17 May 2022: Ironside - B
In 2017 the surveillance project reported 178 cases in the UK. The youngest case was aged 12, the oldest 74. At the moment, there are no known cases of anyone living with vCJD. There has not been a case of secondary transmission by surgical instruments, nor from mother to child, nor sexual contact. Transfusion Medication Epidemiological Review reported that there were four probable cases of death from vCJD via transfusion transmission. Prof Ironside prefers to use the terms symptomatic and asymptomatic rather that “pre-clinical” and “sub-clinical”. One person reported on was clearly sufficiently infected to pass on the infection to two of those who died, yet they themselves were asymptomatic. Blood is not a frequent transmission route, but it clearly does happen that way. There have been no changes to the situation since the 2017 report.
The case was cited of a 73-year-old haemophiliac man in the journal “Haemophilia” to which Prof Ironside contributed. Of all the potential routes of transmission related to his life experiences, the authors stated that the most likely infection route was through blood product use. Normally, the infection enters via oral routes (eating contaminated food), then from the gut to the lymph system (appendix, spleen, etc.) and on to the nervous system. The cited case only found the vCJD in his spleen, suggesting it was a recent infection. As expected, vCJD numbers continue to fall year-on-year since there are no known new cases and people with the infection die.

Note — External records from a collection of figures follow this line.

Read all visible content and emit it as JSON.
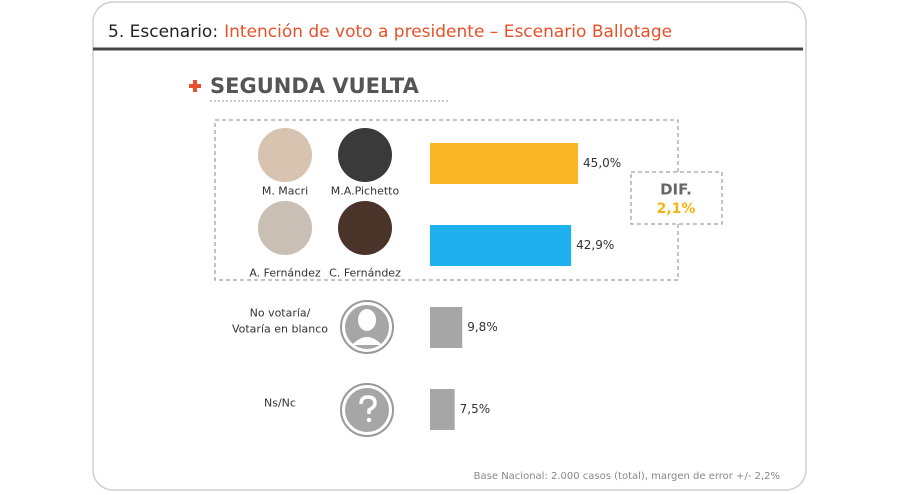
{
  "header": {
    "section": "5. Escenario:",
    "title": "Intención de voto a presidente – Escenario Ballotage"
  },
  "chart_data": {
    "type": "bar",
    "orientation": "horizontal",
    "title": "SEGUNDA VUELTA",
    "categories": [
      [
        "M. Macri",
        "M.A.Pichetto"
      ],
      [
        "A. Fernández",
        "C. Fernández"
      ],
      [
        "No votaría/",
        "Votaría en blanco"
      ],
      [
        "Ns/Nc"
      ]
    ],
    "values": [
      45.0,
      42.9,
      9.8,
      7.5
    ],
    "value_labels": [
      "45,0%",
      "42,9%",
      "9,8%",
      "7,5%"
    ],
    "colors": [
      "#fbb625",
      "#1fb0ee",
      "#a6a6a6",
      "#a6a6a6"
    ],
    "annotation": {
      "title": "DIF.",
      "value": "2,1%"
    }
  },
  "note": "Base Nacional: 2.000 casos (total), margen de error +/- 2,2%"
}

A research report was posted which included some commonly featuring names: Lee, Ludlum, Giangrande, and others including Ironside himself. It looked at vCJD and haemophilia. It involved patient-subjects from London, Oxford, and Edinburgh and used consented brain tissues at autopsy material; although this study was not part of the original purposes for gathering it. Grimly, the incidence of vCJD cases is higher in the North of the country compared to the South. The infectivity level increases dramatically as the patient moves from being asymptomatic to symptomatic. Young people are more susceptible to infection, which might be due to the maturity or not of the immune system. But there may be other factors, including other genes that may influence susceptibility. This is still an area of active research. Today’s evidence became increasingly technical in nature, which might have been expected given the topic. Sometimes it is only the summary which makes the jargon somewhat more penetrable. For example, of all secondary infection cases, every one of these involved blood transmission routes. Referral to Prof Ironside’s unit was not compulsory if a patient was suspected as having possibly been exposed to infection, and neither was the referring agency acting on any advice received compulsory either.

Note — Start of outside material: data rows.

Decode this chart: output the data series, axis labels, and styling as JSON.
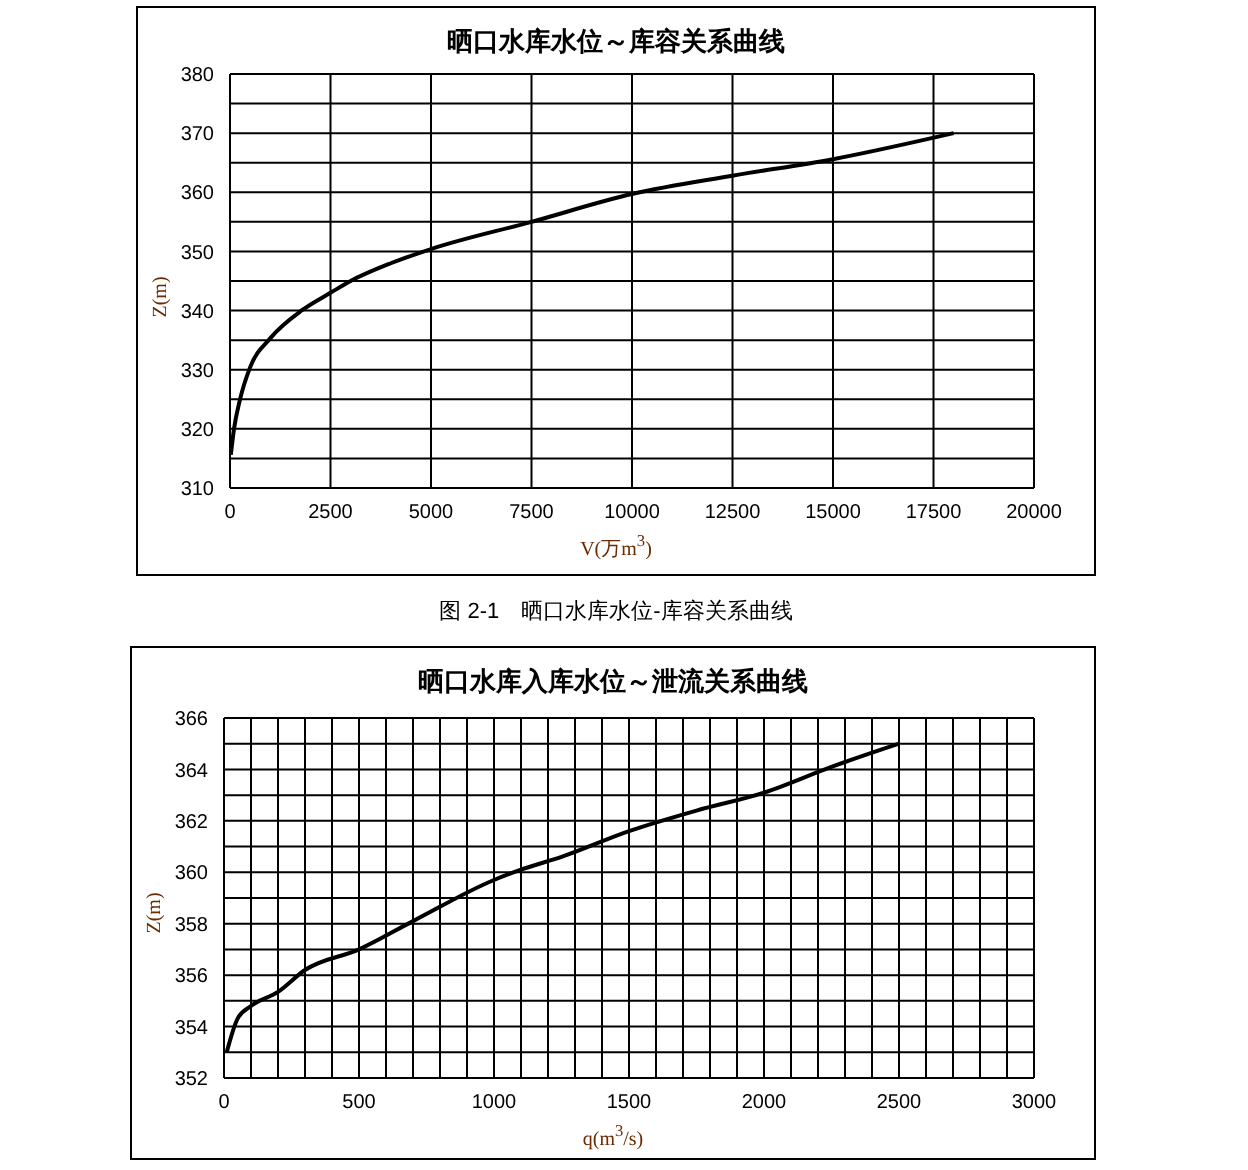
{
  "chart_data": [
    {
      "type": "line",
      "title": "晒口水库水位～库容关系曲线",
      "xlabel": "V(万m$^{3}$)",
      "ylabel": "Z(m)",
      "annotations": [
        "图 2-1　晒口水库水位-库容关系曲线"
      ],
      "x": [
        20,
        100,
        250,
        500,
        1000,
        1800,
        2500,
        3000,
        4000,
        5000,
        7500,
        10000,
        12500,
        15000,
        18000
      ],
      "series": [
        {
          "color": "#000000",
          "values": [
            315.6,
            320,
            325,
            330.4,
            335.3,
            340.1,
            343,
            345,
            348,
            350.4,
            355,
            359.7,
            362.8,
            365.6,
            370
          ]
        }
      ],
      "xlim": [
        0,
        20000
      ],
      "xticks": [
        0,
        2500,
        5000,
        7500,
        10000,
        12500,
        15000,
        17500,
        20000
      ],
      "ylim": [
        310,
        380
      ],
      "yticks": [
        310,
        {
          "value": 315,
          "label": null
        },
        320,
        {
          "value": 325,
          "label": null
        },
        330,
        {
          "value": 335,
          "label": null
        },
        340,
        {
          "value": 345,
          "label": null
        },
        350,
        {
          "value": 355,
          "label": null
        },
        360,
        {
          "value": 365,
          "label": null
        },
        370,
        {
          "value": 375,
          "label": null
        },
        380
      ],
      "grid": true,
      "marker": "none",
      "line_style": "solid"
    },
    {
      "type": "line",
      "title": "晒口水库入库水位～泄流关系曲线",
      "xlabel": "q(m$^{3}$/s)",
      "ylabel": "Z(m)",
      "x": [
        10,
        50,
        100,
        200,
        300,
        500,
        700,
        1000,
        1100,
        1250,
        1500,
        1750,
        2000,
        2250,
        2500
      ],
      "series": [
        {
          "color": "#000000",
          "values": [
            353,
            354.3,
            354.8,
            355.35,
            356.2,
            357,
            358.1,
            359.7,
            360.1,
            360.6,
            361.6,
            362.4,
            363.1,
            364.1,
            365
          ]
        }
      ],
      "xlim": [
        0,
        3000
      ],
      "xticks": [
        0,
        {
          "value": 100,
          "label": null
        },
        {
          "value": 200,
          "label": null
        },
        {
          "value": 300,
          "label": null
        },
        {
          "value": 400,
          "label": null
        },
        500,
        {
          "value": 600,
          "label": null
        },
        {
          "value": 700,
          "label": null
        },
        {
          "value": 800,
          "label": null
        },
        {
          "value": 900,
          "label": null
        },
        1000,
        {
          "value": 1100,
          "label": null
        },
        {
          "value": 1200,
          "label": null
        },
        {
          "value": 1300,
          "label": null
        },
        {
          "value": 1400,
          "label": null
        },
        1500,
        {
          "value": 1600,
          "label": null
        },
        {
          "value": 1700,
          "label": null
        },
        {
          "value": 1800,
          "label": null
        },
        {
          "value": 1900,
          "label": null
        },
        2000,
        {
          "value": 2100,
          "label": null
        },
        {
          "value": 2200,
          "label": null
        },
        {
          "value": 2300,
          "label": null
        },
        {
          "value": 2400,
          "label": null
        },
        2500,
        {
          "value": 2600,
          "label": null
        },
        {
          "value": 2700,
          "label": null
        },
        {
          "value": 2800,
          "label": null
        },
        {
          "value": 2900,
          "label": null
        },
        3000
      ],
      "ylim": [
        352,
        366
      ],
      "yticks": [
        352,
        {
          "value": 353,
          "label": null
        },
        354,
        {
          "value": 355,
          "label": null
        },
        356,
        {
          "value": 357,
          "label": null
        },
        358,
        {
          "value": 359,
          "label": null
        },
        360,
        {
          "value": 361,
          "label": null
        },
        362,
        {
          "value": 363,
          "label": null
        },
        364,
        {
          "value": 365,
          "label": null
        },
        366
      ],
      "grid": true,
      "marker": "none",
      "line_style": "solid"
    }
  ]
}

The public health concept of identifying and notifying people who were at risk was seen as significant, for example, to ensure as far as possible that they avoid becoming blood donors. However overall, when it came to having a policy on dealing with people, there was an on-going debate about what was the best thing to do; for example, on whether to notify people, or not. The panel included various specialists, including ethicists. Some of the decisions and recommendations were made after consultation exercises. Over time, policy issues underwent changes, including on notifying, especially if there was a risk of passing the infection on. The work of the Panel took three years. Prof Ironside did acknowledge how long that was, and that it should have been taken forward with more speed. Interim guidance was issued on telling patients about the potential risk they may be living with, but the witness could not say if that guidance was actually sent out. It included guidance on how to deal with patients who wanted to be told their risk status, as well as those who did not want to know.
The guidance also says that patients need to know and understand what it is they may be being told, and then what happens after they are told if they are considered to be at risk. Fundamentally, information should be provided and be up-to-date as far as possible. A meeting which Prof Ironside did not attend but to which he sent his apologies noted how the DH and Lothian Ethics Research body had recommended that certain people should not be told. It highlighted some significant differences in the guidance being issued between Scotland and England at the time. The witness recalls this being a matter of considerable concern. It was only after another associated body had completed its work, that guidance was more aligned across the UK.
One displayed document (from the CJD Incident Panel) spoke of establishing a confidential database of vCJD risk people. There were also discussions concerning blood donations, exclusion of surgical instruments, counselling, but most importantly, about the issue of telling people their risk status. It is obvious that different interests and specialisms were negotiating between them on how to manage the situation, and there may have been professional and inter-specialist trade-offs. An interesting table heading specified the existence of an infectivity measure for intravenous blood where 50% of people who receive that blood will become infectious. So, for a person getting a pooled blood product, each part of that carries a 50% risk, which risk rises exponentially as the number in the pool increases.
(Note, the speed with which the evidence is covered during the live oral hearing sessions, particularly when it is so technical in nature as this session was, is likely to be too great for the writer to always capture and summarise the information accurately as it is happening live. Corrections, clarifications, and comments are welcome.)